Sounds kind of like arriving at the correct answer to a math problem through the wrong method.

I think they got to the correct answer by the correct method (it's fair, merit-based, avoids sex-related questions/trans stuff etc), and then tried to decorate the reasoning process with language that would make it palatable to their readers. Reading it gave me a bit of mental whiplash.

I can't argue against an anecdote from your life, because (obviously) I wasn't there. I will say that I don't think anecdotes are a slam-dunk argument against weight classes in sports and that I've met women (rarely) who were stronger than I am. I'm not a small or a weak man.

Lastly, if we imagine a system like what I've described- if larger men reach weight requirements by gaining fat rather than muscle and then compete against smaller men who are stronger, they just lose. If a woman did the same then she would lose. She would either need to lose weight to fit into a lower weight category or spend the time to gain enough muscle to hold her own in the category that she wants to compete in.

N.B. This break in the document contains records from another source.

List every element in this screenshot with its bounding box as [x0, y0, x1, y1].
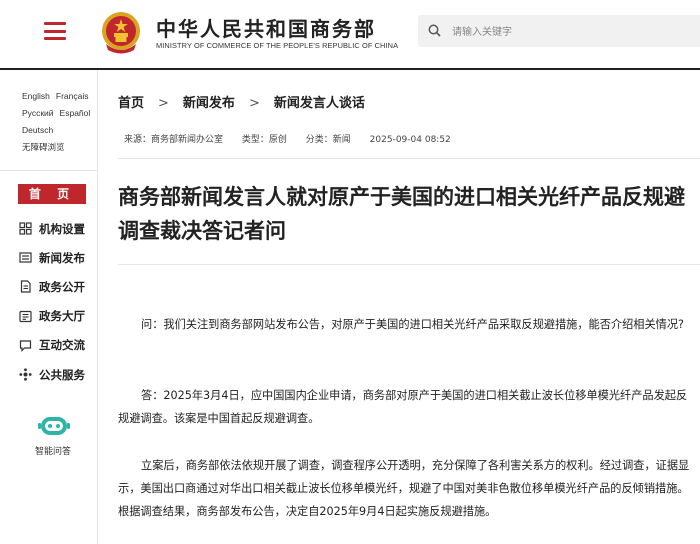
- lang-spanish-link[interactable]: Español: [60, 108, 91, 118]
- site-subtitle: MINISTRY OF COMMERCE OF THE PEOPLE'S REP…: [156, 41, 399, 50]
- lang-russian-link[interactable]: Русский: [22, 108, 54, 118]
- lang-english-link[interactable]: English: [22, 91, 50, 101]
- sidebar-item-label: 政务大厅: [39, 309, 85, 324]
- sidebar-item-interaction[interactable]: 互动交流: [18, 331, 85, 360]
- search-box: [418, 15, 700, 47]
- sidebar-item-public-service[interactable]: 公共服务: [18, 360, 85, 389]
- article-title: 商务部新闻发言人就对原产于美国的进口相关光纤产品反规避调查裁决答记者问: [118, 185, 685, 243]
- service-hall-icon: [18, 309, 32, 323]
- sidebar-item-label: 新闻发布: [39, 250, 85, 265]
- national-emblem-logo[interactable]: [100, 10, 142, 56]
- article-meta: 来源：商务部新闻办公室 类型：原创 分类：新闻 2025-09-04 08:52: [124, 132, 467, 145]
- site-title[interactable]: 中华人民共和国商务部: [156, 13, 376, 42]
- meta-date: 2025-09-04 08:52: [369, 135, 451, 145]
- chevron-right-icon: >: [158, 96, 169, 111]
- home-button[interactable]: 首 页: [18, 184, 86, 204]
- sidebar: English Français Русский Español Deutsch 无…: [0, 70, 98, 544]
- sidebar-item-label: 互动交流: [39, 338, 85, 353]
- menu-icon[interactable]: [44, 22, 66, 40]
- search-input[interactable]: [450, 21, 684, 43]
- robot-assistant-icon[interactable]: [38, 413, 70, 439]
- lang-french-link[interactable]: Français: [56, 91, 89, 101]
- assistant-label[interactable]: 智能问答: [35, 444, 71, 457]
- sidebar-item-government-affairs[interactable]: 政务公开: [18, 272, 85, 301]
- chevron-right-icon: >: [248, 96, 260, 111]
- title-divider: [118, 264, 700, 265]
- newspaper-icon: [18, 251, 32, 265]
- meta-type: 类型：原创: [241, 135, 287, 145]
- sidebar-item-service-hall[interactable]: 政务大厅: [18, 302, 85, 331]
- lang-german-link[interactable]: Deutsch: [22, 125, 53, 135]
- language-links: English Français Русский Español Deutsch 无…: [22, 88, 96, 156]
- header-divider: [0, 68, 700, 70]
- sidebar-item-label: 公共服务: [39, 367, 85, 382]
- meta-category: 分类：新闻: [305, 135, 351, 145]
- breadcrumb-home[interactable]: 首页: [118, 96, 144, 111]
- article-paragraph: 立案后，商务部依法依规开展了调查，调查程序公开透明，充分保障了各利害关系方的权利…: [118, 459, 690, 518]
- article-paragraph: 问：我们关注到商务部网站发布公告，对原产于美国的进口相关光纤产品采取反规避措施，…: [141, 318, 684, 331]
- search-icon[interactable]: [428, 24, 441, 37]
- breadcrumb: 首页 > 新闻发布 > 新闻发言人谈话: [118, 92, 365, 111]
- sidebar-item-label: 政务公开: [39, 279, 85, 294]
- sidebar-item-organization[interactable]: 机构设置: [18, 214, 85, 243]
- top-header: 中华人民共和国商务部 MINISTRY OF COMMERCE OF THE P…: [0, 0, 700, 68]
- breadcrumb-news[interactable]: 新闻发布: [183, 96, 235, 111]
- org-chart-icon: [18, 222, 32, 236]
- sidebar-divider: [0, 170, 97, 171]
- sidebar-item-label: 机构设置: [39, 221, 85, 236]
- sidebar-nav: 机构设置 新闻发布 政务公开 政务大厅 互动交流 公共服务: [18, 214, 85, 389]
- meta-divider: [118, 158, 700, 159]
- article-paragraph: 答：2025年3月4日，应中国国内企业申请，商务部对原产于美国的进口相关截止波长…: [118, 389, 688, 425]
- sidebar-item-news[interactable]: 新闻发布: [18, 243, 85, 272]
- meta-source: 来源：商务部新闻办公室: [124, 135, 224, 145]
- public-service-icon: [18, 368, 32, 382]
- document-icon: [18, 280, 32, 294]
- breadcrumb-spokesperson[interactable]: 新闻发言人谈话: [274, 96, 365, 111]
- accessibility-link[interactable]: 无障碍浏览: [22, 142, 65, 152]
- chat-icon: [18, 338, 32, 352]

Convince me that men are mostly stronger than women? I'm already convinced, man. Convince me that divisions based on measurements are worse (in some way) than divisions based on sex? I'm honestly not sure. If women who are the same weight, height, body fat etc. lose at very high rates when competing against men, that would do it- I'm not sure how you get that data without actually setting up widespread non-sex based competitions and then tracking win rates for a while.

Hey, let me add to the anecdotes: I am a small and weak man and I never met a woman stronger than myself despite doing mixed-gender martial arts for years.

Which makes me wonder: What kinds of women are these strong ones you mentioned? Must one imagine them as female strongmen who spend every waking moment lifting weights, or do they work tough physical jobs, or what else?

I don't know how the women I mentioned became strong- I wasn't close with them. There were several in the military and a few since that could out-lift me along various dimensions- mostly squats. Only one, maybe two that were stronger in the upper body than I was, although I may be stronger now than they were then.